On-screen text: BOATING
Speaker 1: It’s a little different up here in New Hampshire. The only way you would know that this hazard was behind us is because of these navigational buoys.
Speaker 2: Here in the state of New Hampshire, we have our spar buoy system—red tops and black tops. They are maintained and dispersed out by our department here. The red top you would stay south and west of, and the black top you would stay north and east.
Speaker 3: Right out here, in the middle of this wide-open water, there’s a big rock pile. You can see the five markers.
Speaker 4: Yeah.
Speaker 5: Oh, wow.
Speaker 4: Is there a buoy on that one?
Speaker 3: There’s five of them.
Speaker 4: Five buoys.
Speaker 3: Five. It’s an island just barely under the water.
Speaker 2: And then we have channel markers that are all black and all red, and you would stay in between those to stay away from obstructions that may be outside that channel.
Speaker 1: If they’re all black and all red, you go in the middle.
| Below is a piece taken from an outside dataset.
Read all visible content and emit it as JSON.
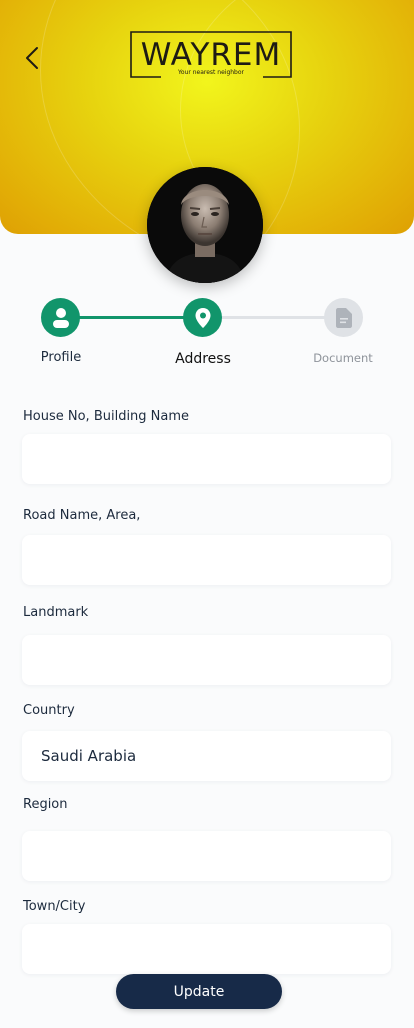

If they’re black with red—so topped black or topped red—you choose the side—
Speaker 3: You choose your direction.
Speaker 1: —depending on what color.
Speaker 3: A solid color, you’ll pass in between.
Speaker 2: On the seacoast, they have the nuns and cans. And those are the federally mandated or marked.
Speaker 6: And why are these so important?
Speaker 2: Here in New Hampshire, we’re known for the Granite State, and we have a lot of obstructions out there. It’s a vast body of water that looks like it’s safe for a great distance, but out in the middle, there could be a rock pile or some other obstruction. So then we put those nav aids there.